𝗕𝘂𝗶𝗹𝗱𝗶𝗻𝗴 𝗠𝘆 𝗙𝗶𝗿𝘀𝘁 𝗥𝗲𝗮𝗹 𝗔𝗣𝗜 𝗶𝗻 𝗚𝗼 𝘄𝗶𝘁𝗵 𝗚𝗶𝗻
I am moving from theory to practice.
After studying structs, interfaces, goroutines, and error handling, I built a working Orders API using Go and the Gin framework.
The API performs three tasks:
- Create an order
- Fetch an order by ID
- List all orders
I chose Gin because it simplifies routing and middleware. It provides helper functions like c.JSON and c.AbortWithStatusJSON. These tools remove repetitive code.
Project Structure: I used a flat package layout to keep things clean:
- handler: Manages HTTP logic.
- model: Defines data shapes.
- store: Handles data storage.
- middleware: Manages logging and requests.
Key Technical Choices:
• Data Validation I used struct tags for JSON serialization. I also used Gin binding tags. This ensures that required fields exist and amounts are greater than zero.
• Persistence and Concurrency The current version uses an in-memory store. I used a sync.RWMutex to manage concurrent access. This allows multiple reads but keeps writes safe.

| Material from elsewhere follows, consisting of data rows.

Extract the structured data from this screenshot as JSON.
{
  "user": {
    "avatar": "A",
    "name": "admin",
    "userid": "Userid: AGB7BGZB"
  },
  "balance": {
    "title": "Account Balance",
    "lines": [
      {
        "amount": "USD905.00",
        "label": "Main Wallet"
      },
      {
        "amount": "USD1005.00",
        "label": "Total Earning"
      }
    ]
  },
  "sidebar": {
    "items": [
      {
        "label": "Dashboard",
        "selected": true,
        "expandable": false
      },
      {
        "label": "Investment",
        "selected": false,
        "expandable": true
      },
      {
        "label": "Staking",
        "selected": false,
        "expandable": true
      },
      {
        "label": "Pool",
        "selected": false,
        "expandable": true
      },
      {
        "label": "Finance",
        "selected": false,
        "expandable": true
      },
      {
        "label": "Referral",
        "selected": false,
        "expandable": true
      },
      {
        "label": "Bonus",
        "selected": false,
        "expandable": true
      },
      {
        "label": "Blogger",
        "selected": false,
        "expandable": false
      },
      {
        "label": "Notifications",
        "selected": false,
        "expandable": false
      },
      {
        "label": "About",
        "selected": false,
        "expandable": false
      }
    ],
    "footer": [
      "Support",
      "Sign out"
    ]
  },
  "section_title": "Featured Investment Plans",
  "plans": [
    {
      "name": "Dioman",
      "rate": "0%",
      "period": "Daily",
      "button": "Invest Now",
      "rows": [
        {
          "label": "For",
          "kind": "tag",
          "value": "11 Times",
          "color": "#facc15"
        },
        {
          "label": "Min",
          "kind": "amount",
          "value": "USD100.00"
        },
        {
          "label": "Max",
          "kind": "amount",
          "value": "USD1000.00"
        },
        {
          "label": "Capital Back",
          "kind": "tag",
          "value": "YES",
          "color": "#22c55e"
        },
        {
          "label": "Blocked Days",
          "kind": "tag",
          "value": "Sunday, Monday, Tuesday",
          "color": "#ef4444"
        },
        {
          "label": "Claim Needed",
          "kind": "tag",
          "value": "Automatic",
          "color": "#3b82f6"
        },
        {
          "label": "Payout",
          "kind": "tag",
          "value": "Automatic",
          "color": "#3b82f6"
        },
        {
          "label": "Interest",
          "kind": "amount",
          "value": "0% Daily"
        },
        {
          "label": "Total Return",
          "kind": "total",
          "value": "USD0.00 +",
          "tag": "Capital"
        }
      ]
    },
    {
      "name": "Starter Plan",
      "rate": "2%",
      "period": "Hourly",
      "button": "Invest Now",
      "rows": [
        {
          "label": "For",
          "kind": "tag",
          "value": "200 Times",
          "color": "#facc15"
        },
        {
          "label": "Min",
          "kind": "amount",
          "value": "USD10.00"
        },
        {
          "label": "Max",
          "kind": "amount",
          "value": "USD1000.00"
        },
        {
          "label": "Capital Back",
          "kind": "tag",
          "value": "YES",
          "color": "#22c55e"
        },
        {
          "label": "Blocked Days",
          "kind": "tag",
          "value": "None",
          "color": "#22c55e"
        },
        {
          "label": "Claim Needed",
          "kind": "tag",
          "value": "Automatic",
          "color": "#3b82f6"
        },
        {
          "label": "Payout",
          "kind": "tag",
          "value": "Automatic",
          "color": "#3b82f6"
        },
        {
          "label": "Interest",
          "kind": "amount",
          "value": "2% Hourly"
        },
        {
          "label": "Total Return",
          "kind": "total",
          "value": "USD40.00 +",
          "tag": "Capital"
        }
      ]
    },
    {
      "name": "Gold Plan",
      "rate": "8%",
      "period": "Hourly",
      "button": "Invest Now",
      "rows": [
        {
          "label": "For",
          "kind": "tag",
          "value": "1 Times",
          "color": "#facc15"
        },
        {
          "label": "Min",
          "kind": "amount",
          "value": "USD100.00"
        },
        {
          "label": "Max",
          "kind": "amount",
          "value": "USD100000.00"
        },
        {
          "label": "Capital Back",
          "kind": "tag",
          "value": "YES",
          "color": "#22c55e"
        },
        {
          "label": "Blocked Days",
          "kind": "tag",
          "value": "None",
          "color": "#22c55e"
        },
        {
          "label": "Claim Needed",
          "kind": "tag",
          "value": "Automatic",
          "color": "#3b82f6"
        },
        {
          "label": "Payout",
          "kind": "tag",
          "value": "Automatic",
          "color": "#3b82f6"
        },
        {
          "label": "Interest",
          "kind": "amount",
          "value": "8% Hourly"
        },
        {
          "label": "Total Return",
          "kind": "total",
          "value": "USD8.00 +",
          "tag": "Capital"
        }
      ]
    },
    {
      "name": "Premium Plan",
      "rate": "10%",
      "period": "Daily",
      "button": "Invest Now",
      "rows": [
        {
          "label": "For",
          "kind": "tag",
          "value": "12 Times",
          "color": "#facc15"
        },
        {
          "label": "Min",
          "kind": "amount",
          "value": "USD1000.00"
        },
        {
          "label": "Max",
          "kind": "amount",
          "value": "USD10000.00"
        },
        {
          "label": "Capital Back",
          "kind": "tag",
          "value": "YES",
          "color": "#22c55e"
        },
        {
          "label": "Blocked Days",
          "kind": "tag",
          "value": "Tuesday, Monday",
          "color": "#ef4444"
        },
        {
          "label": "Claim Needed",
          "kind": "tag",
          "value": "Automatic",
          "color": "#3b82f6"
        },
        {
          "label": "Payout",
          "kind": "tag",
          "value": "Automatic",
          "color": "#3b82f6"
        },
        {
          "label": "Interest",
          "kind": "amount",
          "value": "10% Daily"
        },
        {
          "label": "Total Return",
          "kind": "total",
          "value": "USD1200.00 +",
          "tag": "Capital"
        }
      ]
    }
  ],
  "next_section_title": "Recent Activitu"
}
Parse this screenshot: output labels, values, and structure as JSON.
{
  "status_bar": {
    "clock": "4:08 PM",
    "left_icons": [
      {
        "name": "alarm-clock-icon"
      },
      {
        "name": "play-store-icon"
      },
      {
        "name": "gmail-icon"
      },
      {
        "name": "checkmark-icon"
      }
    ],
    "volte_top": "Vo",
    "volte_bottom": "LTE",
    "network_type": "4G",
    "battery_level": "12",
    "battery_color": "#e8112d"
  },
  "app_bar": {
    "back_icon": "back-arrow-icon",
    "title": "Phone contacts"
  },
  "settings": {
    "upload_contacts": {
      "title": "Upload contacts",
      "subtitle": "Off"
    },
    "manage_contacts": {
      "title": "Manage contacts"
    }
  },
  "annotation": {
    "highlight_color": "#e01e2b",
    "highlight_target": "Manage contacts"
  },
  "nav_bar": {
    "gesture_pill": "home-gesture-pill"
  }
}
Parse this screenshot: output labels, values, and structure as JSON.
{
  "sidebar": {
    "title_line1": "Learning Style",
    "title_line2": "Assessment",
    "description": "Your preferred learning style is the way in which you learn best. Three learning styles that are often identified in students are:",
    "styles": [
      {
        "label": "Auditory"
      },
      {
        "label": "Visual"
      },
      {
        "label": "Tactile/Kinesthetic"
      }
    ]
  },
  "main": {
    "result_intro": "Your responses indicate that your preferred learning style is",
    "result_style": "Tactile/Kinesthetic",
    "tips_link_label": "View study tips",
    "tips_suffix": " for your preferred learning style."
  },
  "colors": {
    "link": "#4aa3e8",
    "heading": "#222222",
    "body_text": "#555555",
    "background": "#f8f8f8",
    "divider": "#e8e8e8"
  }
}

• Interfaces The handler depends on the OrderStore interface. It does not care if the data lives in memory or a database. This makes swapping the storage layer easy.
• Error Handling I used errors.Is to check for specific errors like ErrNotFound. This allows the API to return a proper 404 status code to the user.
• Middleware I built a custom logger. It tracks the method, path, status code, and request duration.
This setup brings together everything learned in previous parts. It is a functional, structured, and scalable foundation.
How do you structure your Go projects? Do you prefer flat packages or deep, domain-driven nesting?